Advances in technology are fundamentally transforming the way students engage with social studies content. The widespread availability of primary documents and inexpensive applications give teachers unprecedented flexibility in creating opportunities for learning. Of course, these opportunities come with caveats. The boundlessness of the internet  requires that teachers balance student freedom with thoughtful curation of content and activities.

The dimension of the one-to-one classroom that is most exciting to me is the potential for student-directed inquiry. At its core, teaching social studies is about teaching students to investigate social phenomena and think critically. Ideally, a social studies lesson requires that student find, interpret, and synthesize data to reach conclusions. Consequently, I feel that one of my chief obligations is to prepare students to utilize the tools and resources that will be available to them throughout their lives. The one-to-one classroom gives me the ability to do exactly this. Instead of providing students with a a single question and a section from a textbook, individual students can participate in the process of finding and supporting answers on their own. Teachers can offer broad prompts and guidance regarding the evaluation of sources, but students ultimately use these activities to hone their own research and critical thinking skills. Further, the kind of student learning data potentially produced in the context of a one-to-one classroom is very rich and can inform more responsive and better-tailored teaching.

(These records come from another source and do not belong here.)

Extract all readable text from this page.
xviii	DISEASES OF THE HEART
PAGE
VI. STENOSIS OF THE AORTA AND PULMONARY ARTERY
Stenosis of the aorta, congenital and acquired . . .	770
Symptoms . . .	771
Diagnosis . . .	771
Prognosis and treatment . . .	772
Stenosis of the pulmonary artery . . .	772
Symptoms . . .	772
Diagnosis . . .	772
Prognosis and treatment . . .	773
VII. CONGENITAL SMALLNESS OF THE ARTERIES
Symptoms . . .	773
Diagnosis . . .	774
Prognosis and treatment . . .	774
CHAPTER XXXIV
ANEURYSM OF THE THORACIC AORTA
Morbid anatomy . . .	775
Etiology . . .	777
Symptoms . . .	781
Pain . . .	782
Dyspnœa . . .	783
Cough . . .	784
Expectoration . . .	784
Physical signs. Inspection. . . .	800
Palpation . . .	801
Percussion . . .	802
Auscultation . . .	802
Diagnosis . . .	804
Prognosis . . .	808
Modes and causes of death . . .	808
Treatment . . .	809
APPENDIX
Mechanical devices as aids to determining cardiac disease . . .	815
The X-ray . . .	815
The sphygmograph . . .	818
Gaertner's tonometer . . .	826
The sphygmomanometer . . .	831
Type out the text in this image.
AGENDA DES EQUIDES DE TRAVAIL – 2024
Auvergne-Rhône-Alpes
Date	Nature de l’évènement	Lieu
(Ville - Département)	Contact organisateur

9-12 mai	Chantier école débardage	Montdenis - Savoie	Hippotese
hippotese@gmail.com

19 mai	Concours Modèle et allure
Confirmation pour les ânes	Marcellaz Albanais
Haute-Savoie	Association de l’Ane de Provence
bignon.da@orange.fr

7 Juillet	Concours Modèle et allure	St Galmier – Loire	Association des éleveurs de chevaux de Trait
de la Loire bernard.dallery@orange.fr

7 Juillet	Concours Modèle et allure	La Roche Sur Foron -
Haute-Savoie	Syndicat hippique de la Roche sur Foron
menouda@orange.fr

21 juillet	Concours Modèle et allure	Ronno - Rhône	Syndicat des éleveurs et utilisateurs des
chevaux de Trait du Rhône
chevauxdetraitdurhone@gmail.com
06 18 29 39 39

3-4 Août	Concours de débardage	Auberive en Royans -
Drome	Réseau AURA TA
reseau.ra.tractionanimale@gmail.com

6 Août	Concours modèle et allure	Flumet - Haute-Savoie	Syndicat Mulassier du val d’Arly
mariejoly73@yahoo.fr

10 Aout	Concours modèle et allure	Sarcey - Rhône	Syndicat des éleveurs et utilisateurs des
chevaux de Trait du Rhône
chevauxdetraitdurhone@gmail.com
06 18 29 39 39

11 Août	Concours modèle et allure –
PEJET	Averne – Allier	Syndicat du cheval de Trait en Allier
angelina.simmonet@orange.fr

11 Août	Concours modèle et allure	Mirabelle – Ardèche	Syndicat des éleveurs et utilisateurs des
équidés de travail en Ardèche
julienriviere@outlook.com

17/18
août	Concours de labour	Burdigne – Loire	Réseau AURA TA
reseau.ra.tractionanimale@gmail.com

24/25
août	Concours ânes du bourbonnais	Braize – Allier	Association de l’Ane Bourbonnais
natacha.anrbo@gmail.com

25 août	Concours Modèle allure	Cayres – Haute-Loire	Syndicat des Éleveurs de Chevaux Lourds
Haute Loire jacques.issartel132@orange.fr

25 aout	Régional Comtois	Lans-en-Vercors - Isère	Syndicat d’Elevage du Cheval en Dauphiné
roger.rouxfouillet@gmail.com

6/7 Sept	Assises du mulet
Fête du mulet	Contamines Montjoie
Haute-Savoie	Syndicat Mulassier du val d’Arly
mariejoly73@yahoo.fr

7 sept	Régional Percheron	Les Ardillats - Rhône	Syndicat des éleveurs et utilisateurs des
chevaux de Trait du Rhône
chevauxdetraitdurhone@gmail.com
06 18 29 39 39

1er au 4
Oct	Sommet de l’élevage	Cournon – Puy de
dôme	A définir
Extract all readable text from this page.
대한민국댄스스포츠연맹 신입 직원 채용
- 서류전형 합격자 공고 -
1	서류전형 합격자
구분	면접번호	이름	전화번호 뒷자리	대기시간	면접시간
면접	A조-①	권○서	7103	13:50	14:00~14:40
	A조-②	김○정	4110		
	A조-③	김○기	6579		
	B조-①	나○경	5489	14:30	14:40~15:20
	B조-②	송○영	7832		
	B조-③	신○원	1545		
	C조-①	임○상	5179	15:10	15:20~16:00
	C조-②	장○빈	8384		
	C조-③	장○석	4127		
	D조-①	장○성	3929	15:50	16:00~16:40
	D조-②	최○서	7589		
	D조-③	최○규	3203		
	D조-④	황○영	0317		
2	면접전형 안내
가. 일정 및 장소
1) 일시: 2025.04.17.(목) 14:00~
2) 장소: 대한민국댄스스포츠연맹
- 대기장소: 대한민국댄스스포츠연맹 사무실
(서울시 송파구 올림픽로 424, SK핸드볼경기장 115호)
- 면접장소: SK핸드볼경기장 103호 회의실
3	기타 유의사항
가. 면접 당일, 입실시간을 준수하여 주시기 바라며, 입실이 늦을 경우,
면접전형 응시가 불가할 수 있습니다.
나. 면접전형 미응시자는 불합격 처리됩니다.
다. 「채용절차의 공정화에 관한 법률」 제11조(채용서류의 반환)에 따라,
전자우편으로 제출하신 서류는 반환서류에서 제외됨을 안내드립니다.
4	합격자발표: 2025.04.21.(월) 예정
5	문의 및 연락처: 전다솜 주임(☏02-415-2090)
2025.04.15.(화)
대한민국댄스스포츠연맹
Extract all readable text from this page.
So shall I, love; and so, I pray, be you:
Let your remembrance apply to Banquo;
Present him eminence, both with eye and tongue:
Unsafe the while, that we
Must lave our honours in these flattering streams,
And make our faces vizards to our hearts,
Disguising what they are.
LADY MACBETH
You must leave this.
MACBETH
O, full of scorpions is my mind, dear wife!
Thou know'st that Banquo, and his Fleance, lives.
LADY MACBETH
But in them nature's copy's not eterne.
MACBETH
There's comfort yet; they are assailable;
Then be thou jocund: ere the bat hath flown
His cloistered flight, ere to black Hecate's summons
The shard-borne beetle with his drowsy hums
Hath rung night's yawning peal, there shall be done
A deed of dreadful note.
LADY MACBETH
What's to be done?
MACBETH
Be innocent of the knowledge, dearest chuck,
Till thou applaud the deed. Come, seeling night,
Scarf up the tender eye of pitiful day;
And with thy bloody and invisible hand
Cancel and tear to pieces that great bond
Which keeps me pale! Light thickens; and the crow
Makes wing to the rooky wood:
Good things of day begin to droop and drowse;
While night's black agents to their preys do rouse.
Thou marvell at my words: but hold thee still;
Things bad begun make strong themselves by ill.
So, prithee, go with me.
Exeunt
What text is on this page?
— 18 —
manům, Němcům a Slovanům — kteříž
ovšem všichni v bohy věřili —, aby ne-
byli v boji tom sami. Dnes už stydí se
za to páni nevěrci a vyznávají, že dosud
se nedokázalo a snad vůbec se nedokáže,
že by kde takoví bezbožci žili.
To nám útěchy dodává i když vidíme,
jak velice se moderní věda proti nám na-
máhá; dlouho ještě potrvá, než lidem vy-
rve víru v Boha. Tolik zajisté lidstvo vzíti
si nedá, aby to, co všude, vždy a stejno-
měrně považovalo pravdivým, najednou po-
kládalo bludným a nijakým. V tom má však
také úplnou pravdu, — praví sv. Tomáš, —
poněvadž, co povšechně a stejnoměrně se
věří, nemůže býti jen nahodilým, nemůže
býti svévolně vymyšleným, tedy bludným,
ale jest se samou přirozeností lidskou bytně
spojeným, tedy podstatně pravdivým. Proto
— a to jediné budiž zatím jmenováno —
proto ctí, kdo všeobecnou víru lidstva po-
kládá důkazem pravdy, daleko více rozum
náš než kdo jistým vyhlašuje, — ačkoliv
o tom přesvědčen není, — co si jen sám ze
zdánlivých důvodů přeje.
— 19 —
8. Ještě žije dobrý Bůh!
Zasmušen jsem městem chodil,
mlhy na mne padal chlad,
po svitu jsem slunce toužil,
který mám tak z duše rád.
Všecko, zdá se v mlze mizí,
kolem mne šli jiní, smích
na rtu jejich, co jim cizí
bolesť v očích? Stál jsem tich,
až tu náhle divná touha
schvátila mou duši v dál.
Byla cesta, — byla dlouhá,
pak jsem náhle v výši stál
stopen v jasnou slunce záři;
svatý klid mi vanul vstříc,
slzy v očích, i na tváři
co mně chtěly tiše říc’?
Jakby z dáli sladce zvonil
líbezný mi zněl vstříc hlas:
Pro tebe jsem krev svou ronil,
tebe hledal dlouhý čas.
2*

The one-to-one classroom brings with it two major challenges. First, teachers must ensure that all students in the class are equipped with the requisite tech skills to participate fully in class. In some ways, more technology makes certain kinds of scaffolding and support easier. For example, software can help ensure that linguistic or sensory differences do not limit students’ ability to participate in lessons. Conversely, students will need to be able to use search engines, word processing applications, and other kinds of applications. Some students will enter the classroom already possessing these skills but others will be new to the technology. It is imperative that teachers have a plan to provide students with everything they will need to fully engage in the one-to-one setting.

Additionally, I suspect that keeping students’ attention will require constant monitoring. The solution probably requires both support from software limiting students’ and careful observation by the teacher. Hopefully, between engaging content, frequent check-ins with individual students, and effective “locking down” of the device, distractions won’t undermine lessons.

 

As classrooms integrate tech infrastructure, the limitations facing teachers are changing. Access to documents or software is no longer a primary obstacle. Instead, the challenge for me will be harnessing these potent resources to maximize student learning. I hope to be fortunate enough to have the chance to explore the possibilities created by the one-to-one classroom as a professional teacher.